Рабинович слушает гостя с нескрываемым интересом и время от времени даже поддакивает, хотя, по правде сказать, не совсем понимает, с какой стати Соловейчик завел этот интригующий разговор.
— Вот я работаю в нашем бюро уже десять лет, — продолжает Соловейчик, — и за все эти годы, представьте, еще никто из клиентов ко мне претензий не имел. Ни одной жалобы, ни одной рекламации! А почему? Потому что Соловейчик — это стена! Соловейчик — это могила!
Григорий Исаакович снова открывает дипломат и достает толстую конторскую книгу в роскошном переплете.
— Я не люблю себя хвалить.

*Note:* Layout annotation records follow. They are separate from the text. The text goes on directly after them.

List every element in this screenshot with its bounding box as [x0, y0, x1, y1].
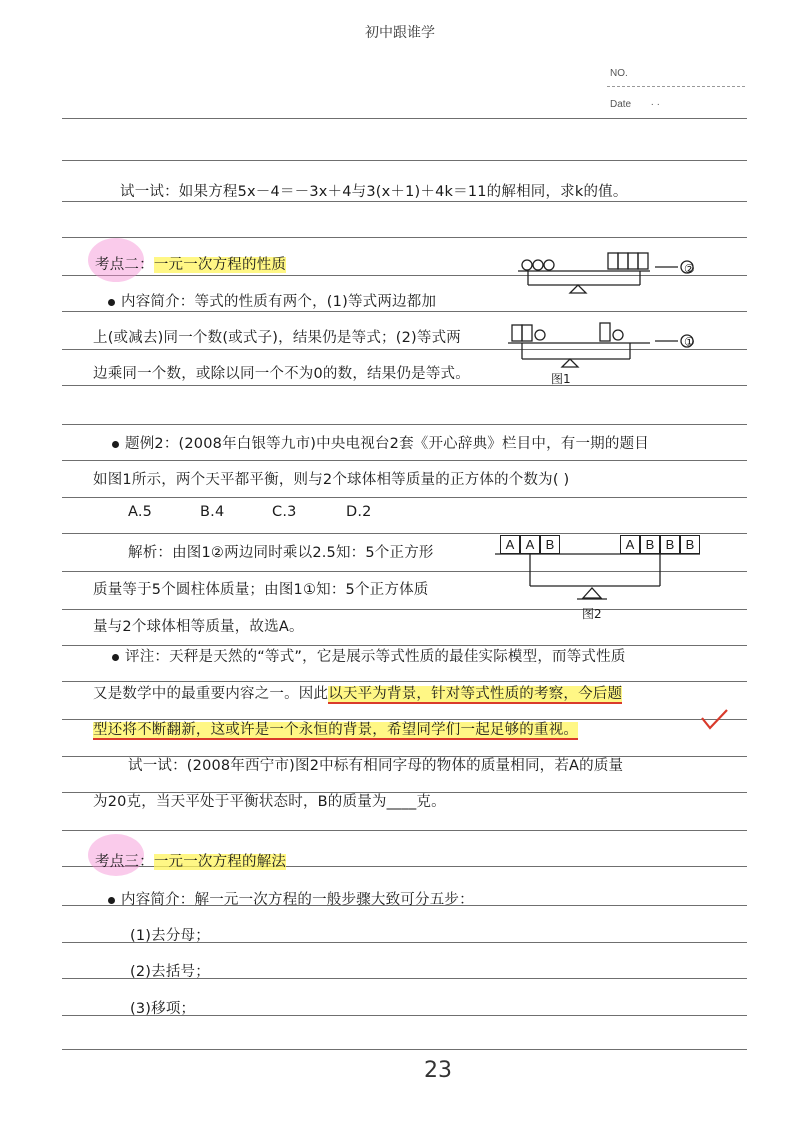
analysis-line3: 量与2个球体相等质量，故选A。 [93, 619, 304, 635]
intro3: 内容简介：解一元一次方程的一般步骤大致可分五步： [108, 888, 474, 909]
option-c: C.3 [272, 504, 297, 520]
fig2-label: 图2 [582, 607, 602, 621]
option-a: A.5 [128, 504, 153, 520]
figure1-balances [500, 245, 730, 395]
date-label: Date · · [610, 99, 661, 110]
box-a: A [620, 535, 640, 554]
no-divider [607, 86, 745, 87]
box-a: A [500, 535, 520, 554]
intro2-line3: 边乘同一个数，或除以同一个不为0的数，结果仍是等式。 [93, 366, 470, 382]
comment-line1: 评注：天秤是天然的“等式”，它是展示等式性质的最佳实际模型，而等式性质 [112, 645, 626, 666]
analysis-line2: 质量等于5个圆柱体质量；由图1①知：5个正方体质 [93, 582, 429, 598]
try-it-2-line2: 为20克，当天平处于平衡状态时，B的质量为____克。 [93, 794, 446, 810]
section3-heading: 考点三：一元一次方程的解法 [95, 854, 287, 870]
fig1-mark-bottom: ① [684, 335, 695, 349]
intro2-line2: 上(或减去)同一个数(或式子)，结果仍是等式；(2)等式两 [93, 330, 461, 346]
fig2-right-pan [620, 535, 700, 554]
step-3: (3)移项； [130, 1001, 196, 1017]
option-b: B.4 [200, 504, 225, 520]
fig1-mark-top: ② [684, 262, 695, 276]
section2-heading: 考点二：一元一次方程的性质 [95, 257, 287, 273]
step-2: (2)去括号； [130, 964, 210, 980]
checkmark-icon [700, 708, 730, 732]
figure2-balance [495, 553, 705, 603]
box-b: B [660, 535, 680, 554]
page-number: 23 [424, 1058, 452, 1083]
bullet-icon [108, 897, 115, 904]
comment-line3: 型还将不断翻新，这或许是一个永恒的背景，希望同学们一起足够的重视。 [93, 722, 579, 738]
box-a: A [520, 535, 540, 554]
example2-line2: 如图1所示，两个天平都平衡，则与2个球体相等质量的正方体的个数为( ) [93, 472, 570, 488]
box-b: B [680, 535, 700, 554]
document-header: 初中跟谁学 [365, 25, 435, 41]
bullet-icon [112, 441, 119, 448]
step-1: (1)去分母； [130, 928, 210, 944]
no-label: NO. [610, 68, 628, 79]
bullet-icon [108, 299, 115, 306]
fig2-left-pan [500, 535, 560, 554]
fig1-label: 图1 [551, 372, 571, 386]
try-it-1: 试一试：如果方程5x－4＝－3x＋4与3(x＋1)＋4k＝11的解相同，求k的值。 [120, 184, 628, 200]
balance-scale-top [518, 253, 693, 293]
try-it-2-line1: 试一试：(2008年西宁市)图2中标有相同字母的物体的质量相同，若A的质量 [128, 758, 624, 774]
balance-scale-bottom [508, 323, 693, 367]
intro2-line1: 内容简介：等式的性质有两个，(1)等式两边都加 [108, 290, 436, 311]
comment-line2: 又是数学中的最重要内容之一。因此以天平为背景，针对等式性质的考察，今后题 [93, 686, 623, 702]
analysis-line1: 解析：由图1②两边同时乘以2.5知：5个正方形 [128, 545, 434, 561]
example2-line1: 题例2：(2008年白银等九市)中央电视台2套《开心辞典》栏目中，有一期的题目 [112, 432, 649, 453]
bullet-icon [112, 654, 119, 661]
box-b: B [540, 535, 560, 554]
box-b: B [640, 535, 660, 554]
option-d: D.2 [346, 504, 372, 520]
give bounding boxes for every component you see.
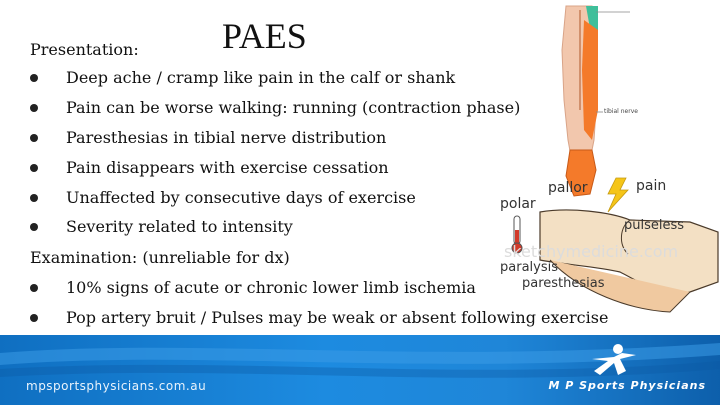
presentation-item (30, 68, 455, 88)
examination-item-text: Pop artery bruit / Pulses may be weak or absent following exercise (66, 308, 609, 327)
presentation-item-text: Unaffected by consecutive days of exercise (66, 188, 416, 207)
examination-item-text: 10% signs of acute or chronic lower limb ischemia (66, 278, 476, 297)
bullet-icon (30, 194, 38, 202)
bullet-icon (30, 314, 38, 322)
mp-logo-icon (588, 341, 638, 381)
sketch-word-paralysis: paralysis (500, 260, 558, 275)
examination-label: Examination: (unreliable for dx) (30, 248, 290, 267)
sketch-word-polar: polar (500, 196, 536, 212)
sketch-word-pallor: pallor (548, 180, 588, 196)
presentation-item (30, 188, 416, 208)
bullet-icon (30, 134, 38, 142)
tibial-nerve-label: tibial nerve (604, 108, 638, 115)
sketch-word-pulseless: pulseless (624, 218, 685, 233)
presentation-item-text: Pain disappears with exercise cessation (66, 158, 389, 177)
sketch-watermark: sketchymedicine.com (504, 242, 679, 261)
sketch-word-pain: pain (636, 178, 667, 194)
bullet-icon (30, 164, 38, 172)
presentation-item-text: Pain can be worse walking: running (contraction phase) (66, 98, 521, 117)
presentation-item-text: Paresthesias in tibial nerve distribution (66, 128, 387, 147)
presentation-item-text: Severity related to intensity (66, 217, 293, 236)
bullet-icon (30, 74, 38, 82)
footer-brand: M P Sports Physicians (548, 379, 706, 392)
presentation-item (30, 128, 386, 148)
five-ps-sketch (490, 172, 720, 317)
presentation-item (30, 158, 389, 178)
leg-anatomy-image (540, 0, 640, 200)
presentation-item-text: Deep ache / cramp like pain in the calf or shank (66, 68, 456, 87)
bullet-icon (30, 104, 38, 112)
presentation-item (30, 98, 520, 118)
sketch-word-paresthesias: paresthesias (522, 276, 605, 291)
examination-item (30, 278, 476, 298)
bullet-icon (30, 284, 38, 292)
slide-title: PAES (222, 16, 307, 56)
footer-url: mpsportsphysicians.com.au (26, 379, 207, 393)
leg-anatomy-illustration (540, 0, 640, 200)
presentation-item (30, 217, 293, 237)
presentation-label: Presentation: (30, 40, 139, 59)
footer-banner (0, 335, 720, 405)
bullet-icon (30, 223, 38, 231)
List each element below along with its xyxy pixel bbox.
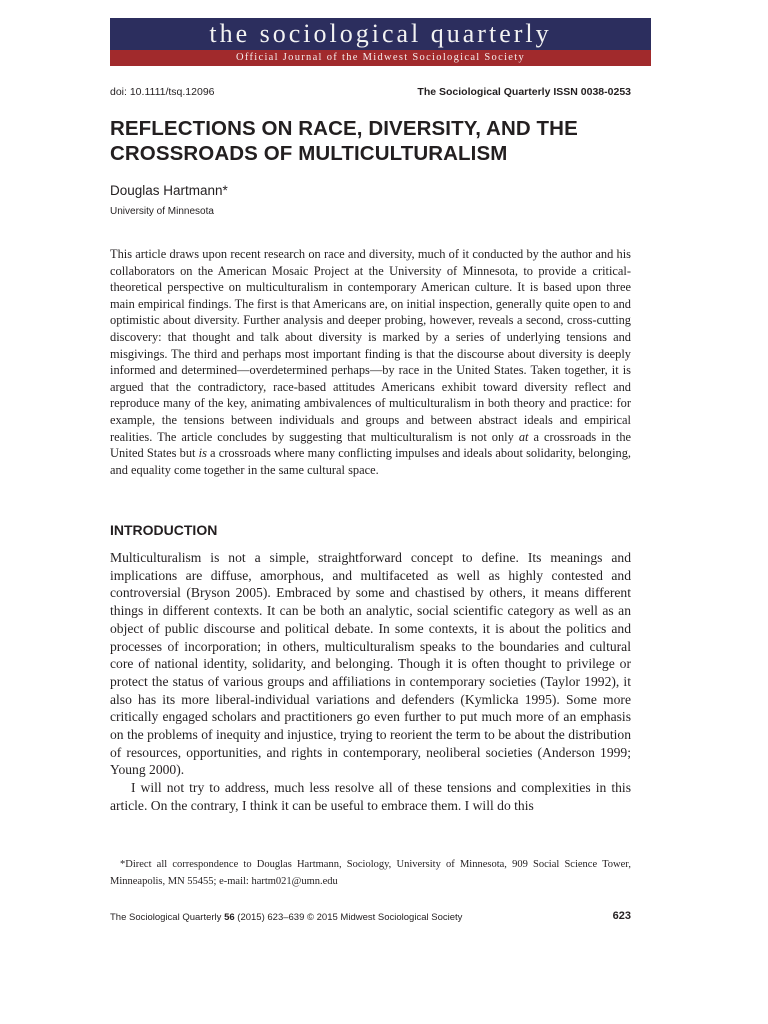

Пусть говорят факты. Можете полистать, между прочим…
— А что это?
— Книга отзывов.
— Я вам и так верю, — смущается Рабинович.
— Но я прошу вас!
— Знаете что? — предлагает старик. — Лучше сами почитайте. Я без очков плохо вижу.
Соловейчика долго просить не приходится. Он хватает книгу, стремительно листает ее, словно боится, что Рабинович передумает.
— Все подряд я, конечно, читать не буду. Но выборочно… некоторые фрагменты…
И он начинает декламировать:
— «С хорошим вкусом и непревзойденной фантазией украсил тов. Соловейчик Г. И. последний путь моей свояченицы. Спасибо ему от всей скорбящей души! Дуб». Дуб — это фамилия. Или вот другой пассаж: «Не в первый раз доводится нам присутствовать на погребениях, блестяще организованных агентом горбюро гр. Соловейчиком. Его яркие выступления всегда вызывают у присутствующих горячие слезы сочувствия…» Вот еще, от группы товарищей: «Благодаря высоким деловым качествам и вдохновенному таланту Г. И. Соловейчика мы только сейчас поняли, кого потеряли!»
Григорий Исаакович закрывает книгу и, скромно опустив глаза, снова берется за блокнот.
— Каждая профессия, — говорит он, — имеет свою тонкость, свои, так сказать, психологические моменты. Вот я и хочу вас спросить: может быть, возникли какие-нибудь сложности с выполнением последней воли нашего дорогого усопшего? Для меня, как и для родственников, она — закон! А вас, со своей стороны, я попросил бы внести в эту книгу соответствующую запись. Сами понимаете, прогрессивка… Боюсь, что завтра вы будете не в том настроении…
И тут Соловейчик наконец замечает, что с Рабиновичем творится что-то неладное: глаза закатились, челюсть отвисла…
— Что с вами? Вам уже плохо? — и, не дожидаясь ответа, он извлекает все из того же кейса маленький флакон, — Понюхайте! Это мой личный нашатырь, неразведенный!
Резкий запах приводит реб Мотла в чувство. Его аж передергивает.